Secondary air induced flow structures and their interplay with the temperature field in fixed bed combustors

Author Identifier

Awais Junejo

https://orcid.org/0000-0002-5395-2756

Yasir M. Al-Abdeli

https://orcid.org/0000-0001-5672-9448

Document Type

Journal Article

Publication Title

Proceedings of the Institution of Mechanical Engineers, Part A: Journal of Power and Energy

Publisher

Sage

School

School of Engineering

Funders

Ministerio de Ciencia, Innovación y Universidades

Comments

Junejo, A., Chapela, S., Porteiro, J., & Al-Abdeli, Y. M. (2024). Secondary air induced flow structures and their interplay with the temperature field in fixed bed combustors. Proceedings of the Institution of Mechanical Engineers. Journal of Power and Energy, 238(8). https://doi.org/10.1177/09576509241275778

Abstract

Air staging in solid fuel combustion features widely in small scale domestic boilers to large scale moving grate combustors.
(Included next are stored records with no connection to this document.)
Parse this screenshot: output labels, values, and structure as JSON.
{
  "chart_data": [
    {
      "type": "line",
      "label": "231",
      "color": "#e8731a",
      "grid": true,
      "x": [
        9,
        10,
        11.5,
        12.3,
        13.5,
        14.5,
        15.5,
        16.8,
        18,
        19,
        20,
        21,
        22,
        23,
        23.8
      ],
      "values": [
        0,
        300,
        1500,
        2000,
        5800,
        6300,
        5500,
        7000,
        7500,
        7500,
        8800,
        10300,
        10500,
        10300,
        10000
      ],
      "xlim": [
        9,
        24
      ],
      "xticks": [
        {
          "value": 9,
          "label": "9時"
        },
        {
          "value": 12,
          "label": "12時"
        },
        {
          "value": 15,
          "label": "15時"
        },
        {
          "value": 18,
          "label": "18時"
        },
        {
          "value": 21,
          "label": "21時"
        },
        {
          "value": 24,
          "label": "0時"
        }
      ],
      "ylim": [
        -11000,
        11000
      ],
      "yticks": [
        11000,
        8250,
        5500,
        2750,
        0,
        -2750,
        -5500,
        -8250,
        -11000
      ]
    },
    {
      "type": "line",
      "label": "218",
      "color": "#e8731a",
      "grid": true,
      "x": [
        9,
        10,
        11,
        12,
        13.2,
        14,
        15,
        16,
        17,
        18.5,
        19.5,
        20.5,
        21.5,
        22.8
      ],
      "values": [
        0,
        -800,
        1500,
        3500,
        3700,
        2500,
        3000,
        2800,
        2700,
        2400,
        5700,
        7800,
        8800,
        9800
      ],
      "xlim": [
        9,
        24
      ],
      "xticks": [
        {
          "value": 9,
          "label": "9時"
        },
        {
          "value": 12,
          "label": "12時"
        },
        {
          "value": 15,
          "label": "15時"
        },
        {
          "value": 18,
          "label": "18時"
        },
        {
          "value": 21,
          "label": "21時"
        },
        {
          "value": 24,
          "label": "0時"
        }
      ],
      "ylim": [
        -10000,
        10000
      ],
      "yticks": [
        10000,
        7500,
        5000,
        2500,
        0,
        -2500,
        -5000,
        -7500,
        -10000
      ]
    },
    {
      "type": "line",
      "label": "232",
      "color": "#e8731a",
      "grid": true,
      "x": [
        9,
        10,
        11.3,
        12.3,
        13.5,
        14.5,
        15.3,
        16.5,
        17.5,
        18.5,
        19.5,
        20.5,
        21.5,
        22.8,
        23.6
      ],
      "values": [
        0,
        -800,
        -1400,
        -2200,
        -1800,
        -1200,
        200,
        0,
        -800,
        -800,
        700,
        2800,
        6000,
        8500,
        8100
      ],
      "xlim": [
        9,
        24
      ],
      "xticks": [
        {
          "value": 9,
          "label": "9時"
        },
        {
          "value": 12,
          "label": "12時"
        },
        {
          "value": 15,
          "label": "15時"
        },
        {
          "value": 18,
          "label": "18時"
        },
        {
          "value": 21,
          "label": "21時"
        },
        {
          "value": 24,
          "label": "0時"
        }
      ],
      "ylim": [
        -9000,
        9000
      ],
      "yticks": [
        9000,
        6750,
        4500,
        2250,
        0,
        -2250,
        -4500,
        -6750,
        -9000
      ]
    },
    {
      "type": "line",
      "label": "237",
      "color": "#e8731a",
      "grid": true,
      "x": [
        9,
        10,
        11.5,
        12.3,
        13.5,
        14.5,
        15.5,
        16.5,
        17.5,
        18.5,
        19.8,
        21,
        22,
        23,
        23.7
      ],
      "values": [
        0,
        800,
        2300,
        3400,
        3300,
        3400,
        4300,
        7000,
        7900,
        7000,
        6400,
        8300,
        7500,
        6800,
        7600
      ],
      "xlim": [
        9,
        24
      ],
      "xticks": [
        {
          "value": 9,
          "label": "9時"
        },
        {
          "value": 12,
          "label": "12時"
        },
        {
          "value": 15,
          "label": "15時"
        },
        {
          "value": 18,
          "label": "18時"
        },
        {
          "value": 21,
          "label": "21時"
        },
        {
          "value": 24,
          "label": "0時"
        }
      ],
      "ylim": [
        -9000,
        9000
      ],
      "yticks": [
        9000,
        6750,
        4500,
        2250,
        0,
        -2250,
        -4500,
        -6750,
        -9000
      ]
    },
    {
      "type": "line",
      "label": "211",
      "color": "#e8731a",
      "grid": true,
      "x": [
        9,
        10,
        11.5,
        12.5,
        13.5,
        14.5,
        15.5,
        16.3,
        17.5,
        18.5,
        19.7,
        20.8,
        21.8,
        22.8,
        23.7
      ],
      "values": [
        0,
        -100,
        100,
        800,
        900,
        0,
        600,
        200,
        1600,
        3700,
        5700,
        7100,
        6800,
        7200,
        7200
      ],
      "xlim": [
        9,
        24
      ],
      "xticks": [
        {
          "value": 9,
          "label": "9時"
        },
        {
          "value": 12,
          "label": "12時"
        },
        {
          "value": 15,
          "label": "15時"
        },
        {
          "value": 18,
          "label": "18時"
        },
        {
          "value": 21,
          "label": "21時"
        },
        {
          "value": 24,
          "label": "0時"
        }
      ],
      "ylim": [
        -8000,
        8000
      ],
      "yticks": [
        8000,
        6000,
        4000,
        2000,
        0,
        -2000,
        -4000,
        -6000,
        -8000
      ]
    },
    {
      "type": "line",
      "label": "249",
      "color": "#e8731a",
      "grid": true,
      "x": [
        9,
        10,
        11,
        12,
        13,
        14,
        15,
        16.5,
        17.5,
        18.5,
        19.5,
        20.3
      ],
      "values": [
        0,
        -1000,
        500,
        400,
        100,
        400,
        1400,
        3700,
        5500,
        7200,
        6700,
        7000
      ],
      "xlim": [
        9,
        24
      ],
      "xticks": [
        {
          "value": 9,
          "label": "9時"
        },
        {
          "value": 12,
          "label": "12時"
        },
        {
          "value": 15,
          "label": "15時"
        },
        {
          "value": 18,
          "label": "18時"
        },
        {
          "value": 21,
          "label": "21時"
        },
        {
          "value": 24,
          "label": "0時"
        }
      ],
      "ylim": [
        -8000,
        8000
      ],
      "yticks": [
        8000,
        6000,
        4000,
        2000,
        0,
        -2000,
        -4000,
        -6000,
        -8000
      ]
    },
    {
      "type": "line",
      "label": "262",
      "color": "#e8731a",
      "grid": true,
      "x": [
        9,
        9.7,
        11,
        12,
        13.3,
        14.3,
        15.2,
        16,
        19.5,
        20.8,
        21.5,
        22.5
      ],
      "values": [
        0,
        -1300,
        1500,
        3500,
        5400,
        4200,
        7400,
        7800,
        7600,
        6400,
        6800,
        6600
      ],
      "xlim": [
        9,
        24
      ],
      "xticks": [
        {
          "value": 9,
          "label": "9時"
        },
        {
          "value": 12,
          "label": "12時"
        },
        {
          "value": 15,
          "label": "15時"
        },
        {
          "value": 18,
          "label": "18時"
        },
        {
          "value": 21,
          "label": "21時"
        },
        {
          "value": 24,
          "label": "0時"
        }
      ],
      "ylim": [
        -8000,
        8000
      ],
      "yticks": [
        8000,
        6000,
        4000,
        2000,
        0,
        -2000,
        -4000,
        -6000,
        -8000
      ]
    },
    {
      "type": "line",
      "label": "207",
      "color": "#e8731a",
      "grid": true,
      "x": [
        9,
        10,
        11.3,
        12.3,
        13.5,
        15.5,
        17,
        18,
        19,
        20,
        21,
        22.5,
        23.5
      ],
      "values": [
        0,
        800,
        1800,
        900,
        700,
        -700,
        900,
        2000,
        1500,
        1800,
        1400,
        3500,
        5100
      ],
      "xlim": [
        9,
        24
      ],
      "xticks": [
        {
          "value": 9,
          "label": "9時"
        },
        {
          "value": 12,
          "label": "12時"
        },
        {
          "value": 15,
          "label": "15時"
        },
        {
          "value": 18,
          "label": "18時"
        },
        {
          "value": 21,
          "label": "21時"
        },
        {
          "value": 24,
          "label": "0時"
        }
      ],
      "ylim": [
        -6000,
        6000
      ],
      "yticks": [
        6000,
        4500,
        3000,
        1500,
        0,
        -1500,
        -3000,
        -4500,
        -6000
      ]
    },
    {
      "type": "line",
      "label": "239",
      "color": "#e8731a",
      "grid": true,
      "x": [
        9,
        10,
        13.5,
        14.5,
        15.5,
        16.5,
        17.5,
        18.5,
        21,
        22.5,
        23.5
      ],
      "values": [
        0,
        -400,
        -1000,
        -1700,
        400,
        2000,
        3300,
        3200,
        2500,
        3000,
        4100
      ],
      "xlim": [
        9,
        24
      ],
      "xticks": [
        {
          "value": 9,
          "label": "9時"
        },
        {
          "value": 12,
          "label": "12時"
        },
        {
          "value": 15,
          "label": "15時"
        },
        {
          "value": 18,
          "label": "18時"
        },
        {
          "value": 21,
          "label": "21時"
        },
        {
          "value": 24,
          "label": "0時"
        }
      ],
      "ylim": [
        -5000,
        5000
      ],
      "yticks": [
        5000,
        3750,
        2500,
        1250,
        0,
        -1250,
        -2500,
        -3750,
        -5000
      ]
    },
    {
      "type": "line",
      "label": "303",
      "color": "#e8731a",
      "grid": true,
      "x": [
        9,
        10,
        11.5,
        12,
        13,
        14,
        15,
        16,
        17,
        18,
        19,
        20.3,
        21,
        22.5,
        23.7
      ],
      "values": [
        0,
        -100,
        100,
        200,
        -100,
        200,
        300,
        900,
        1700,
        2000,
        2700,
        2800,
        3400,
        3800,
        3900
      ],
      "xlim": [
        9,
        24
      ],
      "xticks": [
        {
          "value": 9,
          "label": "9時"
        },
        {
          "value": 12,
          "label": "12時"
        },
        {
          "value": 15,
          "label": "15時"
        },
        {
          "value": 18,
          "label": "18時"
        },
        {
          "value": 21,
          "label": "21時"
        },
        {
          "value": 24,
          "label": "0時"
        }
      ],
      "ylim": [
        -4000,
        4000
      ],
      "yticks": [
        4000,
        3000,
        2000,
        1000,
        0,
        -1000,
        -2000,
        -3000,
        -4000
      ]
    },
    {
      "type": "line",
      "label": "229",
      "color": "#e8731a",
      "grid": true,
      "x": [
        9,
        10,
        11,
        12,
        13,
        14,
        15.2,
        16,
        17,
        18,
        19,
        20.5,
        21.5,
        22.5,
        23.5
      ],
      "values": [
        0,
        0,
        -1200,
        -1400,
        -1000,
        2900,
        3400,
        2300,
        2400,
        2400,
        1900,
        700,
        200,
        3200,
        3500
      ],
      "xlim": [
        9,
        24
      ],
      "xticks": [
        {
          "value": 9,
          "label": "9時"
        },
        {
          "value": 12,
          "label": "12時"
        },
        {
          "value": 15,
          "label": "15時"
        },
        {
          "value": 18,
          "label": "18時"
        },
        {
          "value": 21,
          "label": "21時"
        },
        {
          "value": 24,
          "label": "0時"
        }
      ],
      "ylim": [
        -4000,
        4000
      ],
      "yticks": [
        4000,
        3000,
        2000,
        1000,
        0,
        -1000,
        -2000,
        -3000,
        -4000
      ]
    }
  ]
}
Whilst the effects of air staging on the combustion characteristics of these systems are generally known, there is very little insight available into the role of secondary air on the flow and temperature field in the freeboard of batch-type fixed bed biomass combustors. Three-dimensional gas phase simulations using the Transition kkl-ω and Finite Rate/Eddy Dissipation models were validated against freeboard temperatures and emissions (CO2 and O2) measured on the same set-up. Results show that secondary air at Qs/Qt ≥0.25 induces two recirculation zones, upstream and downstream of its injection point with maximum freeboard temperatures generally observed around these recirculation zones, if Qs/Qt drops to 0.12-0.18 only an upstream recirculation zone is observed until it diminishes by Qs/Qt = 0.06. However, there is a trade-off caused by what appears to be a cooling effect if Qs/Qt is increased between 0.25 and 0.71. Modelling results show that in reacting cases, unlike non-reacting modelling on the same geometry, the strength of the secondary air induced upstream recirculation zone appears significantly stronger.